While the primary audience for the UNE blog is internal, many of the posts will be of much broader interest to all those with an interest in Australian higher education.
In this context, I was struck by the latest post, Prof Graham Webb, DVC, on academic standards. This is an interesting post not just because of the topic, but because of the way it actually draws out some of the tensions within the Australian higher education system.
The question of the relationships between performance in final school exams and subsequent university performance is an old and vexed one.
When the University of New England itself began as a college of Sydney University back in 1938, there were serious concerns within Sydney about the likelihood of the new institution being able to maintain standards. This was due in part to the lower Leaving Certificate marks, in part remoteness from the mother campus.
To meet these fears, Sydney initially insisted on all exam papers being marked in Sydney. Embarrassment resulted as students from the new college started out-performing their Sydney counterparts.
The reason for this lay in part in differences in the composition of the student bodies. NEUC was admitting country students who had not had the same school access as their Sydney counterparts, but who were in fact just as bright and had higher motivation. Smaller student numbers, the residential nature of the new college and high staff motivation at NEUC all helped as well.
These were still issues when I became a student at the tail end of the old Leaving Certificate system. Most of the students I knew were the first in their families to attend university. Outside the relatively large international student cohort, most students had attended country schools. Again, average entry marks were lower.
Ideas of selection and cramming to get maximum Leaving marks were already well entrenched within the NSW school system. The problem was that relative performance in the Leaving certificate had become a very poor predictor of subsequent success as many force-fed students struggled.
Track forward, and we find similar problems today with the Higher School Certificate and subsequent UAI rankings. I have written a fair bit on this over time, driven by my own daughters' experiences with the system.
The Gang of Eight has a vested interest in the UAI system because it feeds their perceived competitive advantage.

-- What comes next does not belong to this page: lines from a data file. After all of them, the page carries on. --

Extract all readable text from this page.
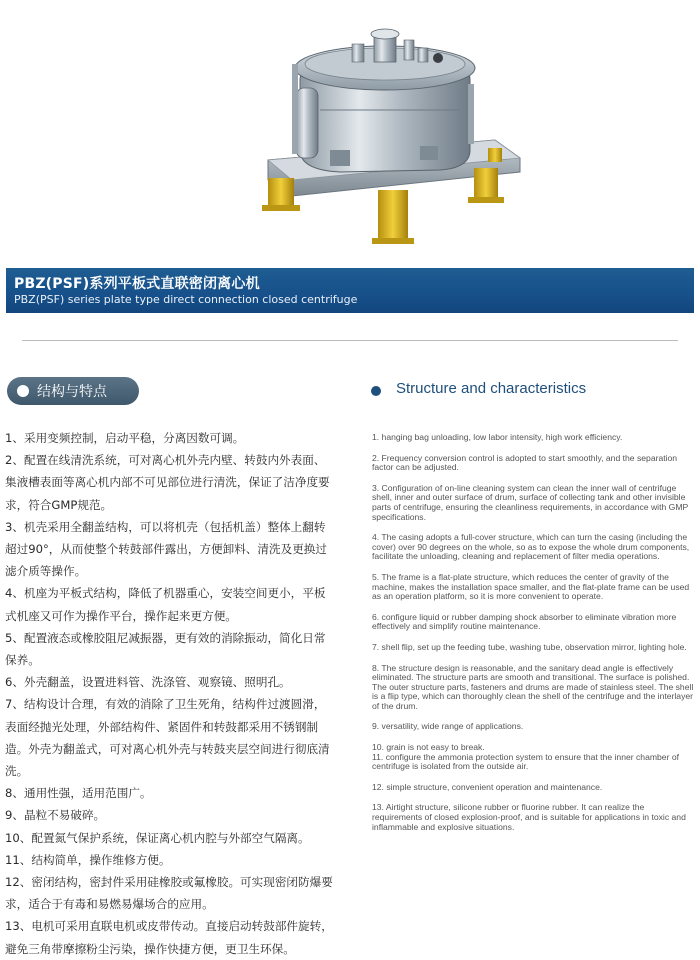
PBZ(PSF)系列平板式直联密闭离心机
PBZ(PSF) series plate type direct connection closed centrifuge
结构与特点	Structure and characteristics
1、采用变频控制，启动平稳，分离因数可调。
2、配置在线清洗系统，可对离心机外壳内壁、转鼓内外表面、集液槽表面等离心机内部不可见部位进行清洗，保证了洁净度要求，符合GMP规范。
3、机壳采用全翻盖结构，可以将机壳（包括机盖）整体上翻转超过90°，从而使整个转鼓部件露出，方便卸料、清洗及更换过滤介质等操作。
4、机座为平板式结构，降低了机器重心，安装空间更小，平板式机座又可作为操作平台，操作起来更方便。
5、配置液态或橡胶阻尼减振器，更有效的消除振动，简化日常保养。
6、外壳翻盖，设置进料管、洗涤管、观察镜、照明孔。
7、结构设计合理，有效的消除了卫生死角，结构件过渡圆滑，表面经抛光处理，外部结构件、紧固件和转鼓都采用不锈钢制造。外壳为翻盖式，可对离心机外壳与转鼓夹层空间进行彻底清洗。
8、通用性强，适用范围广。
9、晶粒不易破碎。
10、配置氮气保护系统，保证离心机内腔与外部空气隔离。
11、结构简单，操作维修方便。
12、密闭结构，密封件采用硅橡胶或氟橡胶。可实现密闭防爆要求，适合于有毒和易燃易爆场合的应用。
13、电机可采用直联电机或皮带传动。直接启动转鼓部件旋转，避免三角带摩擦粉尘污染，操作快捷方便，更卫生环保。
1. hanging bag unloading, low labor intensity, high work efficiency.
2. Frequency conversion control is adopted to start smoothly, and the separation factor can be adjusted.
3. Configuration of on-line cleaning system can clean the inner wall of centrifuge shell, inner and outer surface of drum, surface of collecting tank and other invisible parts of centrifuge, ensuring the cleanliness requirements, in accordance with GMP specifications.
4. The casing adopts a full-cover structure, which can turn the casing (including the cover) over 90 degrees on the whole, so as to expose the whole drum components, facilitate the unloading, cleaning and replacement of filter media operations.
5. The frame is a flat-plate structure, which reduces the center of gravity of the machine, makes the installation space smaller, and the flat-plate frame can be used as an operation platform, so it is more convenient to operate.
6. configure liquid or rubber damping shock absorber to eliminate vibration more effectively and simplify routine maintenance.
7. shell flip, set up the feeding tube, washing tube, observation mirror, lighting hole.
8. The structure design is reasonable, and the sanitary dead angle is effectively eliminated. The structure parts are smooth and transitional. The surface is polished. The outer structure parts, fasteners and drums are made of stainless steel. The shell is a flip type, which can thoroughly clean the shell of the centrifuge and the interlayer of the drum.
9. versatility, wide range of applications.
10. grain is not easy to break.
11. configure the ammonia protection system to ensure that the inner chamber of centrifuge is isolated from the outside air.
12. simple structure, convenient operation and maintenance.
13. Airtight structure, silicone rubber or fluorine rubber. It can realize the requirements of closed explosion-proof, and is suitable for applications in toxic and inflammable and explosive situations.
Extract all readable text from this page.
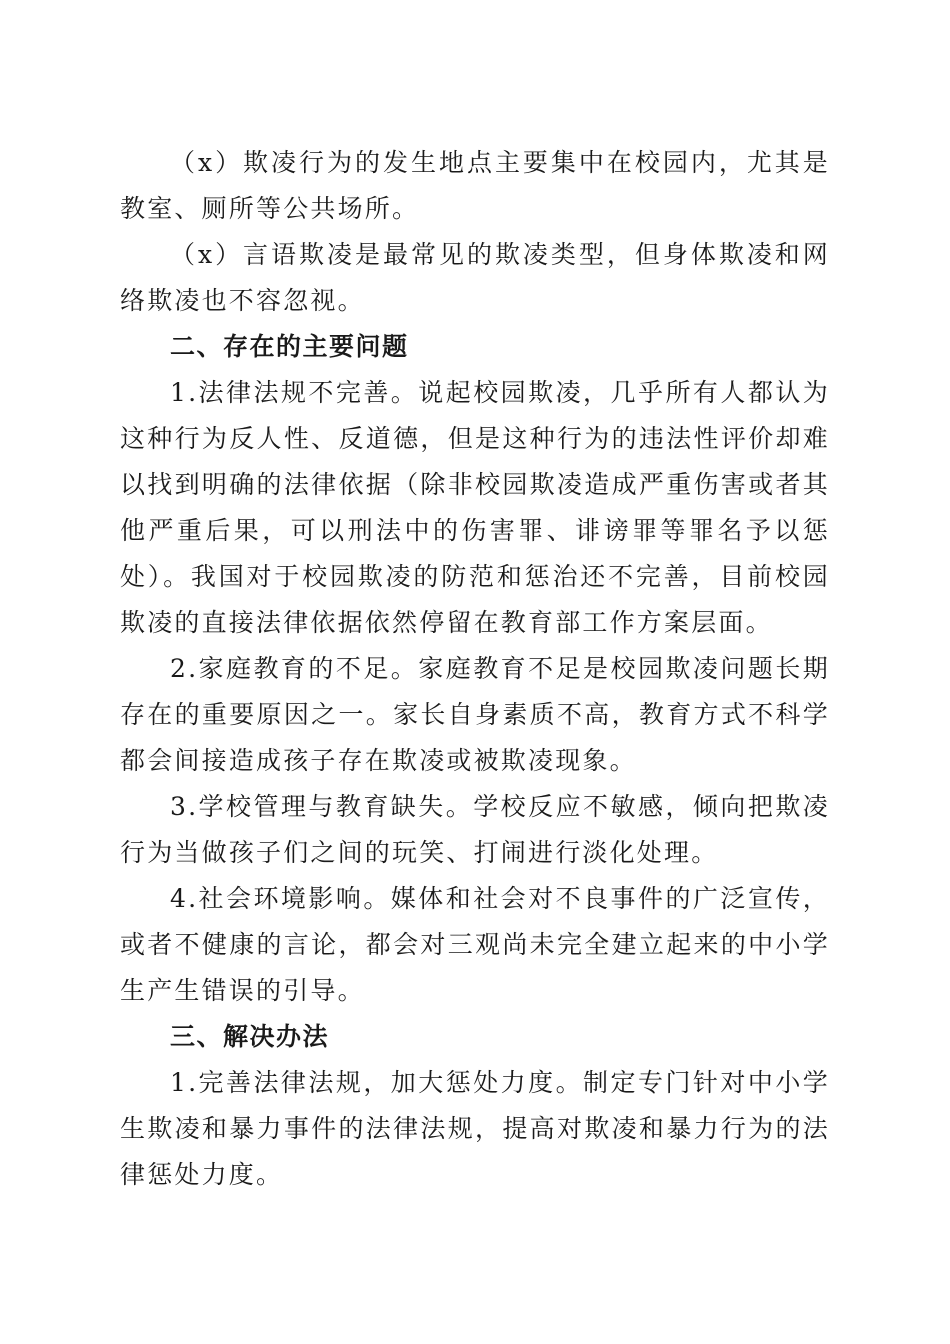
（x）欺凌行为的发生地点主要集中在校园内，尤其是教室、厕所等公共场所。

（x）言语欺凌是最常见的欺凌类型，但身体欺凌和网络欺凌也不容忽视。

二、存在的主要问题

1.法律法规不完善。说起校园欺凌，几乎所有人都认为这种行为反人性、反道德，但是这种行为的违法性评价却难以找到明确的法律依据（除非校园欺凌造成严重伤害或者其他严重后果，可以刑法中的伤害罪、诽谤罪等罪名予以惩处）。我国对于校园欺凌的防范和惩治还不完善，目前校园欺凌的直接法律依据依然停留在教育部工作方案层面。

2.家庭教育的不足。家庭教育不足是校园欺凌问题长期存在的重要原因之一。家长自身素质不高，教育方式不科学都会间接造成孩子存在欺凌或被欺凌现象。

3.学校管理与教育缺失。学校反应不敏感，倾向把欺凌行为当做孩子们之间的玩笑、打闹进行淡化处理。

4.社会环境影响。媒体和社会对不良事件的广泛宣传，或者不健康的言论，都会对三观尚未完全建立起来的中小学生产生错误的引导。

三、解决办法

1.完善法律法规，加大惩处力度。制定专门针对中小学生欺凌和暴力事件的法律法规，提高对欺凌和暴力行为的法律惩处力度。
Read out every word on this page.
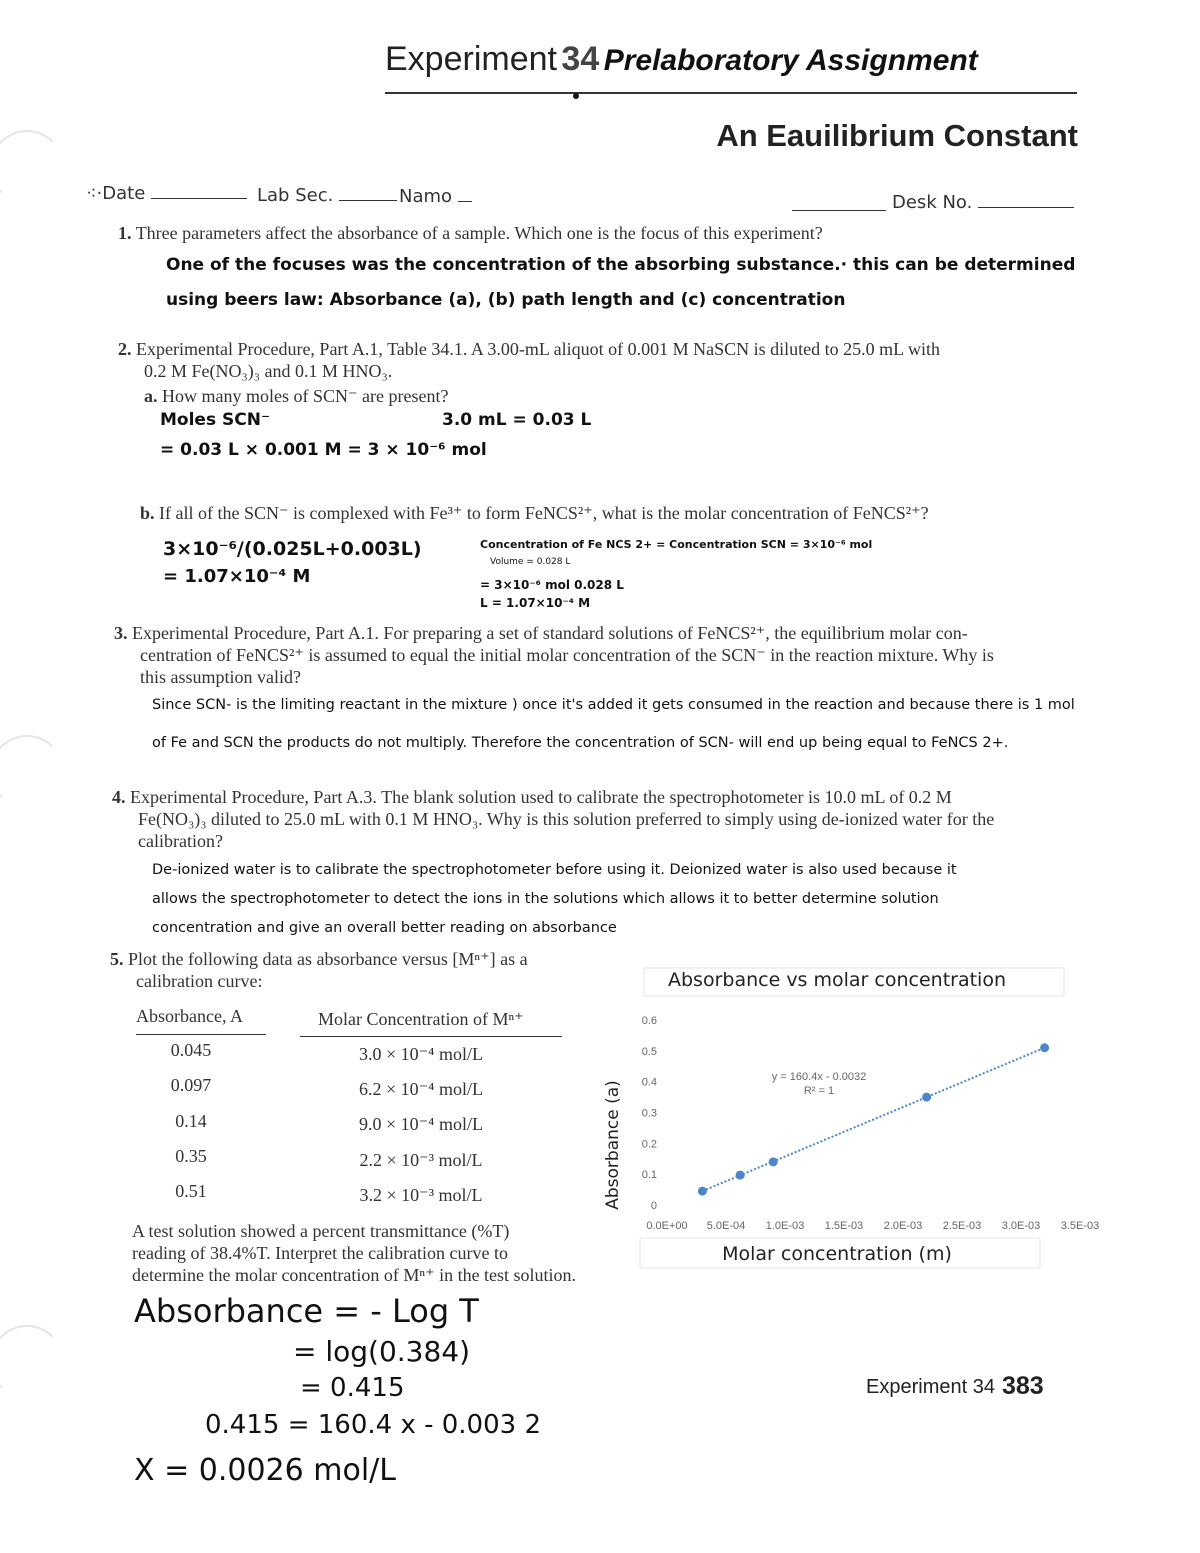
Experiment 34 Prelaboratory Assignment
An Eauilibrium Constant
⁖·Date	Lab Sec.	Namo	Desk No.
1. Three parameters affect the absorbance of a sample. Which one is the focus of this experiment?
One of the focuses was the concentration of the absorbing substance.· this can be determined
using beers law: Absorbance (a), (b) path length and (c) concentration
2. Experimental Procedure, Part A.1, Table 34.1. A 3.00-mL aliquot of 0.001 M NaSCN is diluted to 25.0 mL with
0.2 M Fe(NO₃)₃ and 0.1 M HNO₃.
a. How many moles of SCN⁻ are present?
Moles SCN⁻	3.0 mL = 0.03 L
= 0.03 L × 0.001 M = 3 × 10⁻⁶ mol
b. If all of the SCN⁻ is complexed with Fe³⁺ to form FeNCS²⁺, what is the molar concentration of FeNCS²⁺?
3×10⁻⁶/(0.025L+0.003L)
= 1.07×10⁻⁴ M
Concentration of Fe NCS 2+ = Concentration SCN = 3×10⁻⁶ mol
Volume = 0.028 L
= 3×10⁻⁶ mol 0.028 L
L = 1.07×10⁻⁴ M
3. Experimental Procedure, Part A.1. For preparing a set of standard solutions of FeNCS²⁺, the equilibrium molar con-
centration of FeNCS²⁺ is assumed to equal the initial molar concentration of the SCN⁻ in the reaction mixture. Why is
this assumption valid?
Since SCN- is the limiting reactant in the mixture ) once it's added it gets consumed in the reaction and because there is 1 mol
of Fe and SCN the products do not multiply. Therefore the concentration of SCN- will end up being equal to FeNCS 2+.
4. Experimental Procedure, Part A.3. The blank solution used to calibrate the spectrophotometer is 10.0 mL of 0.2 M
Fe(NO₃)₃ diluted to 25.0 mL with 0.1 M HNO₃. Why is this solution preferred to simply using de-ionized water for the
calibration?
De-ionized water is to calibrate the spectrophotometer before using it. Deionized water is also used because it
allows the spectrophotometer to detect the ions in the solutions which allows it to better determine solution
concentration and give an overall better reading on absorbance
5. Plot the following data as absorbance versus [Mⁿ⁺] as a
calibration curve:
Absorbance, A	Molar Concentration of Mⁿ⁺
0.045	3.0 × 10⁻⁴ mol/L
0.097	6.2 × 10⁻⁴ mol/L
0.14	9.0 × 10⁻⁴ mol/L
0.35	2.2 × 10⁻³ mol/L
0.51	3.2 × 10⁻³ mol/L
A test solution showed a percent transmittance (%T)
reading of 38.4%T. Interpret the calibration curve to
determine the molar concentration of Mⁿ⁺ in the test solution.
Absorbance = - Log T
= log(0.384)
= 0.415
0.415 = 160.4 x - 0.003 2
X = 0.0026 mol/L
Experiment 34 383
Absorbance vs molar concentration
0
0.1
0.2
0.3
0.4
0.5
0.6
0.0E+00 5.0E-04 1.0E-03 1.5E-03 2.0E-03 2.5E-03 3.0E-03 3.5E-03
y = 160.4x - 0.0032
R² = 1
Absorbance (a)
Molar concentration (m)
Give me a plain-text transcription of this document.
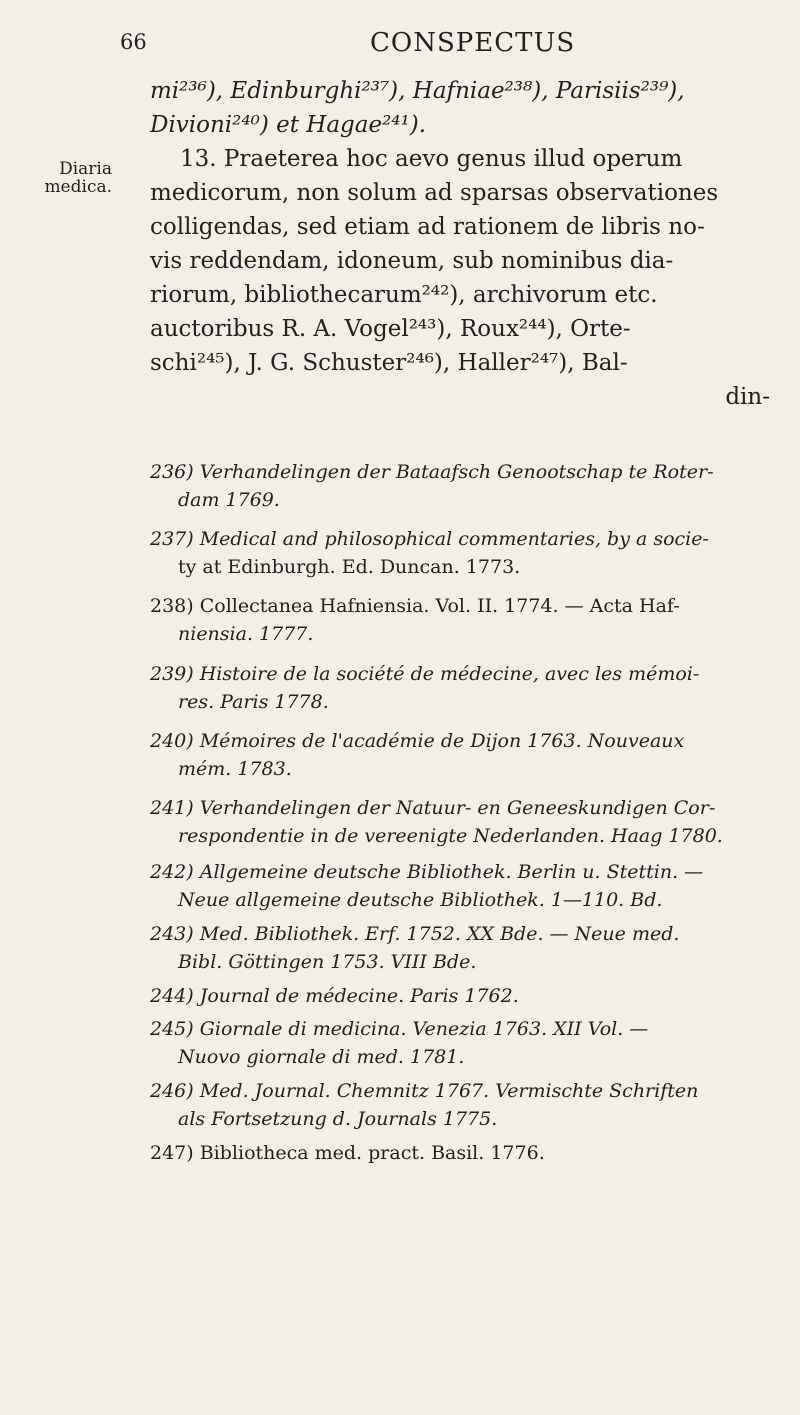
66	CONSPECTUS
Diaria medica.
mi²³⁶), Edinburghi²³⁷), Hafniae²³⁸), Parisiis²³⁹),
Divioni²⁴⁰) et Hagae²⁴¹).
13. Praeterea hoc aevo genus illud operum
medicorum, non solum ad sparsas observationes
colligendas, sed etiam ad rationem de libris no-
vis reddendam, idoneum, sub nominibus dia-
riorum, bibliothecarum²⁴²), archivorum etc.
auctoribus R. A. Vogel²⁴³), Roux²⁴⁴), Orte-
schi²⁴⁵), J. G. Schuster²⁴⁶), Haller²⁴⁷), Bal-
din-
236) Verhandelingen der Bataafsch Genootschap te Roter-
dam 1769.
237) Medical and philosophical commentaries, by a socie-
ty at Edinburgh. Ed. Duncan. 1773.
238) Collectanea Hafniensia. Vol. II. 1774. — Acta Haf-
niensia. 1777.
239) Histoire de la société de médecine, avec les mémoi-
res. Paris 1778.
240) Mémoires de l'académie de Dijon 1763. Nouveaux
mém. 1783.
241) Verhandelingen der Natuur- en Geneeskundigen Cor-
respondentie in de vereenigte Nederlanden. Haag 1780.
242) Allgemeine deutsche Bibliothek. Berlin u. Stettin. —
Neue allgemeine deutsche Bibliothek. 1—110. Bd.
243) Med. Bibliothek. Erf. 1752. XX Bde. — Neue med.
Bibl. Göttingen 1753. VIII Bde.
244) Journal de médecine. Paris 1762.
245) Giornale di medicina. Venezia 1763. XII Vol. —
Nuovo giornale di med. 1781.
246) Med. Journal. Chemnitz 1767. Vermischte Schriften
als Fortsetzung d. Journals 1775.
247) Bibliotheca med. pract. Basil. 1776.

With the exception of Western Sydney where distance has limited contact, I know the older Sydney Universities pretty well. My daughters have been students at three of them, many of their friends go to the fourth.
I accept that I am biased because of my UNE connections. My use of the term Gang of Eight shows my bias. However, as I see it, UAI rankings remain a poor predictor of subsequent long term performance. Worse, variations in UAI cut-off marks between institutions and courses say nothing at all about the relative standards of the education received.